2. I have heard the learned Counsel for the parties and perused the order under challenge. While the learned Counsel for the respondent sought to justify the order, learned Counsel for the petitioner vehemently argued against the order and not only prayed for setting aside the order under revision but also prayed for dismissal of the petition filed by the respondent in the District Court.

3. In order to appreciate the contention of Mr.C.V. Nagesh, learned Counsel for the petitioner that Section 3 of the Ordinance has no application to the facts of the case and hence the attachment of property could not have been made, it is necessary to look into the relevant portion of the said provision and it reads thus:-

“3. Application for attachment of property:-

(1) Where the State Government has reason to believe that any person has committed whether after the commencement of Ordinance or not any scheduled offence, the State Government may, whether or not any Court has taken cognizance of the offence, authorise the making of an application to the District Judge within the local limits of whose jurisdiction the said person ordinarily resides or carries on his business, for the attachment under this Ordinance of the money or other property which the State Government believes the said person to have procured by means of the offence, or if such money or other property cannot for any reason be attached, of other property of the said person of value as nearly as may be equivalent to that of the aforesaid money or other property.”

“Scheduled Offence” is defined under Section 2(1) of the Ordinance to mean an offence specified in the Schedule to the Ordinance.

4. A perusal of the averments made in the petition filed under Section 3 of the Ordinance before the District Court makes clear that the allegation does not amount to an ‘offence’ muchless offences defined in the Schedule of the Ordinance. The words “money or other property which the State Government believes the said person to have procured by means of the offence” in Section 3 of the Ordinance makes clear that the property or money to be attached should have been procured by means of the offence. In the instant case, the properties attached are not procured by the petitioner by means of any one of the offences mentioned in the Schedule of the Ordinance. Consequently, as rightly contended by the learned Counsel for the petitioner, Section 3 of the Ordinance has no application to the facts of the case and the petition itself was not maintainable. It follows that the order under revision is without jurisdiction.
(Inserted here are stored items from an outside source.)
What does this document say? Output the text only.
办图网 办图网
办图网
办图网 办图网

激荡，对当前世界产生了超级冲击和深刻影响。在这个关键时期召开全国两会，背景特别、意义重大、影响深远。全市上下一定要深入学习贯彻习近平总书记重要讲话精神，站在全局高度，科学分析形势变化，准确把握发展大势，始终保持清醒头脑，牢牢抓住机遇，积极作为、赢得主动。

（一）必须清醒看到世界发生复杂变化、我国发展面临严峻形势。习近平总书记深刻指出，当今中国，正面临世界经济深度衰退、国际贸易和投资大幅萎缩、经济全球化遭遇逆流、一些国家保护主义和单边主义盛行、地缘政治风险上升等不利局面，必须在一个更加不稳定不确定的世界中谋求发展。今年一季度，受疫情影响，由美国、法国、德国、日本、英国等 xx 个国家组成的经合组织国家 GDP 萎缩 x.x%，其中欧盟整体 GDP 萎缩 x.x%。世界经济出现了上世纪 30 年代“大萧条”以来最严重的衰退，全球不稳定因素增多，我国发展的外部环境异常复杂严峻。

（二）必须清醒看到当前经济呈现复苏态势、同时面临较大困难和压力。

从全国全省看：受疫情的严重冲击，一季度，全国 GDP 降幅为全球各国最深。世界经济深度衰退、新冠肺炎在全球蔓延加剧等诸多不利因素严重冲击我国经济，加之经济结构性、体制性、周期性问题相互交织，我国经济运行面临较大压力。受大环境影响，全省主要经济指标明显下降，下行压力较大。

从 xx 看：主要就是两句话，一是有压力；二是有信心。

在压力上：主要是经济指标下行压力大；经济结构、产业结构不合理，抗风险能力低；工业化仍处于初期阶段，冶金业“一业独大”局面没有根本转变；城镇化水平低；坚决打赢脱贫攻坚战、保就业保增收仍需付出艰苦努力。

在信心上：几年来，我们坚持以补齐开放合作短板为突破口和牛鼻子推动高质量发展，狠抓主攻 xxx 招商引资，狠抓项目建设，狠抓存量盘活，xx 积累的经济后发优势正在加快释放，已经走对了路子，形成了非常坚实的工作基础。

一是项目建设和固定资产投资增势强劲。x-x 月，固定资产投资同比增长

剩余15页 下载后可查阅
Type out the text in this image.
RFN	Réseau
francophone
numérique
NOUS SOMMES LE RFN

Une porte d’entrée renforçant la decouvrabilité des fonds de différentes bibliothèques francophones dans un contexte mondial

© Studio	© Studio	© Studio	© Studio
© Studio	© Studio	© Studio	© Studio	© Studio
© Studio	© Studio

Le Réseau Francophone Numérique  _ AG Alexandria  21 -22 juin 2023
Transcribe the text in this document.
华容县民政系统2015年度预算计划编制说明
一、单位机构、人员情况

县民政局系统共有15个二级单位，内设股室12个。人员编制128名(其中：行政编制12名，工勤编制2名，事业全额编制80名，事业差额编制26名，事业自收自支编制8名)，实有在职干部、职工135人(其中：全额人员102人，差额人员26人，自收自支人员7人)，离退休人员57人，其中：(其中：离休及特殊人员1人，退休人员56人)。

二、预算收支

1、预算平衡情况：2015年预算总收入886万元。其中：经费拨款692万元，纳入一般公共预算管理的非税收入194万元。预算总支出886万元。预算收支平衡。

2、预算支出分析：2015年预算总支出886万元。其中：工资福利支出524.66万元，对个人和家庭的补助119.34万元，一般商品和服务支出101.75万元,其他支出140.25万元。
5. Since the main petition itself was not maintainable before the District Judge, the order attaching the property of the petitioner ought not to have been passed and confirmed by the District Court. The District Judge has not held that there is prima facie case against the petitioner for having committed the offence mentioned in the Schedule. In other words, no cognizance of the offence is taken. In fact, as already observed, there is no offence committed by the petitioner. In the absence of the same, the attachment order will not be in force beyond three months in view of Section 10(a) of the Ordinance. When the order of attachment lapsed by operation of law or efflux of the time, the question of confirming the same does not arise. Hence, the impugned order is bad in law.

6. The District Judge has not applied his mind as to whether the provisions of the Ordinance are applicable to the instant case or not. The order under revision is also vitiated for non-application of mind. Moreover, the properties attached are not proved to have been procured by the commission of scheduled offence. That being so, there cannot be any attachment of the properties not acquired or procured so.

7. The revision petition is allowed and the order under revision is set aside.